All data will follow the DataCite metadata schema (currently using version 4.1). However, DataCite metadata is citation metadata that does not represent the complexity of the research that went behind creating your data. Therefore, we encourage you to include additional metadata. We suggest that you include the metadata records and other help documents in your publication package within a folder labeled as "metadata" so it is easily identifiable for other users. Consider taking advantage of the DE's bulk metadata application feature for adding file level metadata, especially for large datasets.

What if I want to change or add metadata to my public data?

If you need to make changes to the metadata of a dataset with a DOI, contact us at doi@cyverse.org. If your dataset is connected to a paper that is published after the DOI is created, please contact us with the paper\'s DOI so we can link it in the metadata.

Where can I go for help on permanent identifiers?
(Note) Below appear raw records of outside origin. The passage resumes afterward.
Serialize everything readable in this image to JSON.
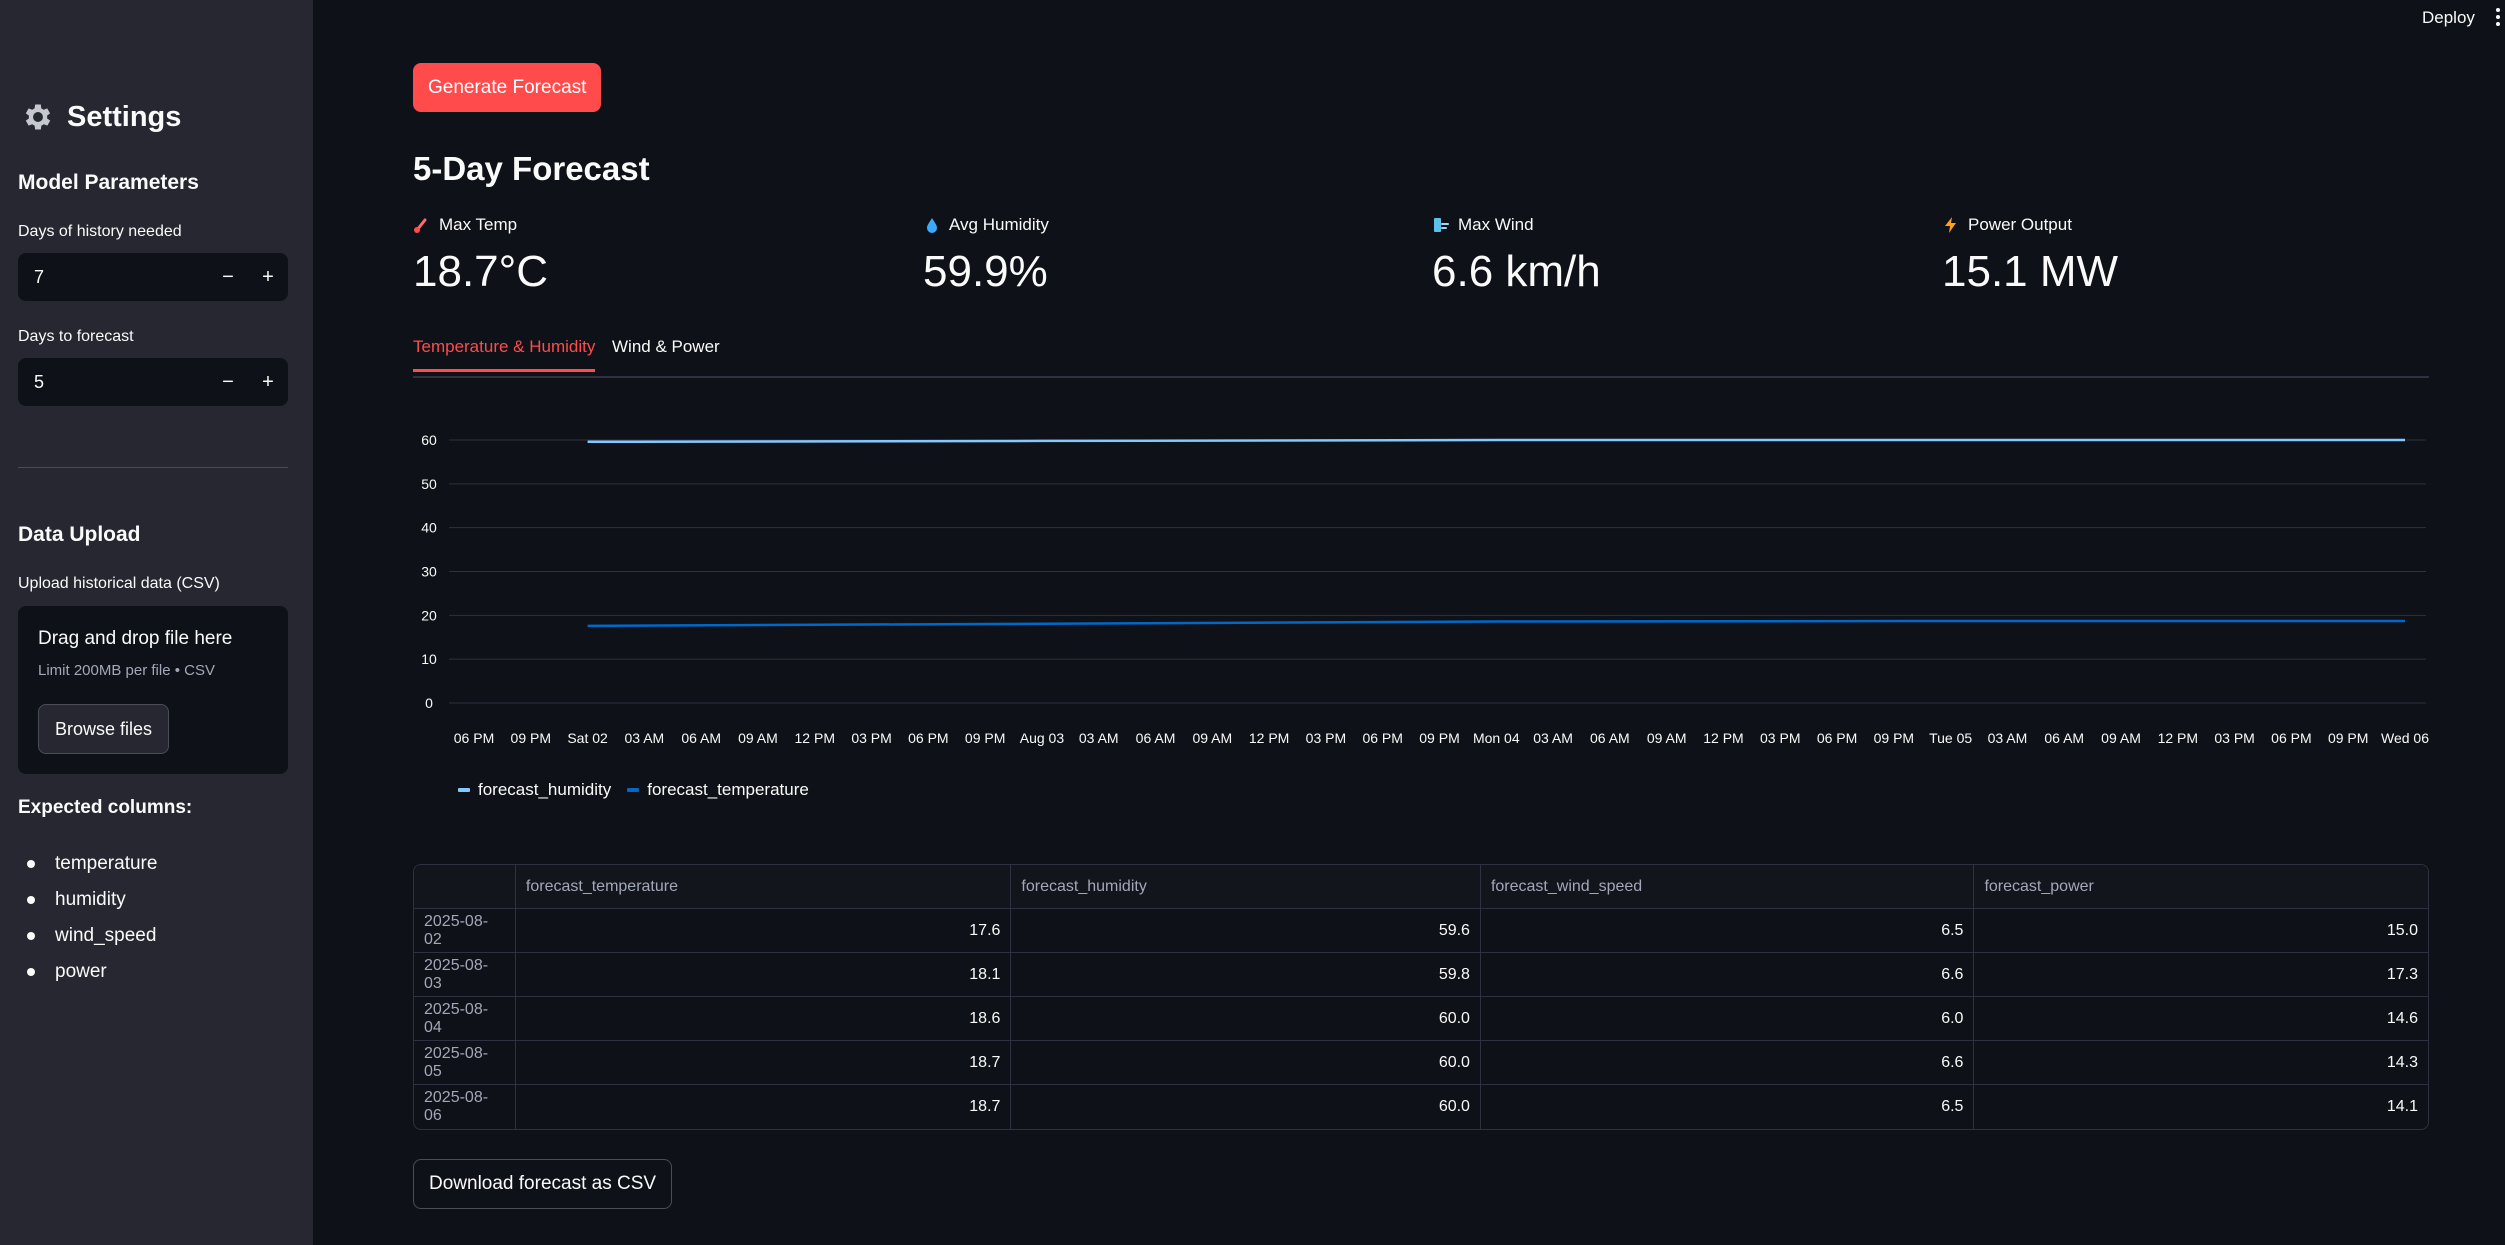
{
  "sidebar": {
    "title": "Settings",
    "model_params_heading": "Model Parameters",
    "history_label": "Days of history needed",
    "history_value": "7",
    "forecast_label": "Days to forecast",
    "forecast_value": "5",
    "minus": "−",
    "plus": "+",
    "upload_heading": "Data Upload",
    "upload_label": "Upload historical data (CSV)",
    "dropzone_main": "Drag and drop file here",
    "dropzone_sub": "Limit 200MB per file • CSV",
    "browse_label": "Browse files",
    "expected_heading": "Expected columns:",
    "expected_columns": [
      "temperature",
      "humidity",
      "wind_speed",
      "power"
    ]
  },
  "header": {
    "deploy_label": "Deploy"
  },
  "main": {
    "generate_label": "Generate Forecast",
    "heading": "5-Day Forecast",
    "metrics": [
      {
        "label": "Max Temp",
        "value": "18.7°C",
        "icon": "thermometer-icon"
      },
      {
        "label": "Avg Humidity",
        "value": "59.9%",
        "icon": "droplet-icon"
      },
      {
        "label": "Max Wind",
        "value": "6.6 km/h",
        "icon": "wind-icon"
      },
      {
        "label": "Power Output",
        "value": "15.1 MW",
        "icon": "lightning-icon"
      }
    ],
    "tabs": [
      "Temperature & Humidity",
      "Wind & Power"
    ],
    "download_label": "Download forecast as CSV"
  },
  "chart_data": {
    "type": "line",
    "x_tick_labels": [
      "06 PM",
      "09 PM",
      "Sat 02",
      "03 AM",
      "06 AM",
      "09 AM",
      "12 PM",
      "03 PM",
      "06 PM",
      "09 PM",
      "Aug 03",
      "03 AM",
      "06 AM",
      "09 AM",
      "12 PM",
      "03 PM",
      "06 PM",
      "09 PM",
      "Mon 04",
      "03 AM",
      "06 AM",
      "09 AM",
      "12 PM",
      "03 PM",
      "06 PM",
      "09 PM",
      "Tue 05",
      "03 AM",
      "06 AM",
      "09 AM",
      "12 PM",
      "03 PM",
      "06 PM",
      "09 PM",
      "Wed 06"
    ],
    "x": [
      "2025-08-02",
      "2025-08-03",
      "2025-08-04",
      "2025-08-05",
      "2025-08-06"
    ],
    "series": [
      {
        "name": "forecast_humidity",
        "values": [
          59.6,
          59.8,
          60.0,
          60.0,
          60.0
        ],
        "color": "#83c9ff"
      },
      {
        "name": "forecast_temperature",
        "values": [
          17.6,
          18.1,
          18.6,
          18.7,
          18.7
        ],
        "color": "#0068c9"
      }
    ],
    "y_ticks": [
      0,
      10,
      20,
      30,
      40,
      50,
      60
    ],
    "ylim": [
      0,
      60
    ],
    "grid": true,
    "legend_position": "bottom-left"
  },
  "table": {
    "columns": [
      "",
      "forecast_temperature",
      "forecast_humidity",
      "forecast_wind_speed",
      "forecast_power"
    ],
    "rows": [
      [
        "2025-08-02",
        "17.6",
        "59.6",
        "6.5",
        "15.0"
      ],
      [
        "2025-08-03",
        "18.1",
        "59.8",
        "6.6",
        "17.3"
      ],
      [
        "2025-08-04",
        "18.6",
        "60.0",
        "6.0",
        "14.6"
      ],
      [
        "2025-08-05",
        "18.7",
        "60.0",
        "6.6",
        "14.3"
      ],
      [
        "2025-08-06",
        "18.7",
        "60.0",
        "6.5",
        "14.1"
      ]
    ]
  },
  "colors": {
    "accent": "#ff4b4b",
    "background": "#0e1117",
    "sidebar": "#262730"
  }
}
Email the CyVerse DOI team.

Is the CyVerse Curated Data Repository right for my data?¶

Before requesting a permanent identifier in CyVerse Curated Data through the Data Commons, answer the following series of questions.

Question 1. Do you have a CyVerse account?

Are you a registered CyVerse user? If not, register at CyVerse User Portal.
If so, have you used the Discovery Environment (DE)?
The tools for submitting data to Data Commons Curated Data are simple to use and available as part of the DE. At a minimum, you should be able to upload and organize your data using the DE or command-line tools, and be able to apply a template.

Question 2. Is your data ready for publication?

Is the dataset complete, stable, and ready for public consumption?
Are you and all contributors to the dataset prepared to move the data into the public domain (meaning that anyone can access and use the data for any purpose, including commercial purposes)? Have you sufficiently documented how the data was created such that other scientists in your field will be able to reuse it?
If there is a standard or commonly used format for your datatype, is your data in that format? If no standard exists, is your data in a format that can be easily used by most people with open source software (e.g., tables as a CSV or text file, rather than a Microsoft Excel spreadsheet)?
Is your data organized in a clear and reasonable structure that others will be able to understand?

If you answered no to any of these questions, your dataset is not yet ready for a permanent identifier through Data Commons Curated Data. Please continue to work on your dataset until it meets these requirements. Data will be reviewed by a curator to ensure that it meets these requirements.

If you would like to make your data public, but it is not complete and/or stable, you may request data hosting in the Data Commons.

Question 3. Is your data suitable for reuse in scientific analyses?

Is your data of the type and format that allow it to be reused in other analyses?
Are you prepared to supply metadata for your dataset?
Does your dataset or metadata include sufficient instructions (e.g., a Readme file) such that someone in your field can understand how to reuse the data?

Question 4. Is there a canonical repository for your data?

Does a canonical repository exist for your data? Examples include NCBI, EBI, and MG-RAST.
If a canonical repository exists, you should use it. CyVerse is there to help fill a gap, not replace an existing resource.

If you answered No

If you answered No to any of the questions above, your data may be suitable for a DOI, but not through Data Commons Curated Data. You should consider other repositories that are not geared specifically toward data analysis, such as your institution's library.

Tip

If your data was generated by or was input for an analysis algorithm or software that you developed yourself, please consider making the method available through CyVerse infrastructure (e.g., the Discovery Environment or Atmosphere) as well.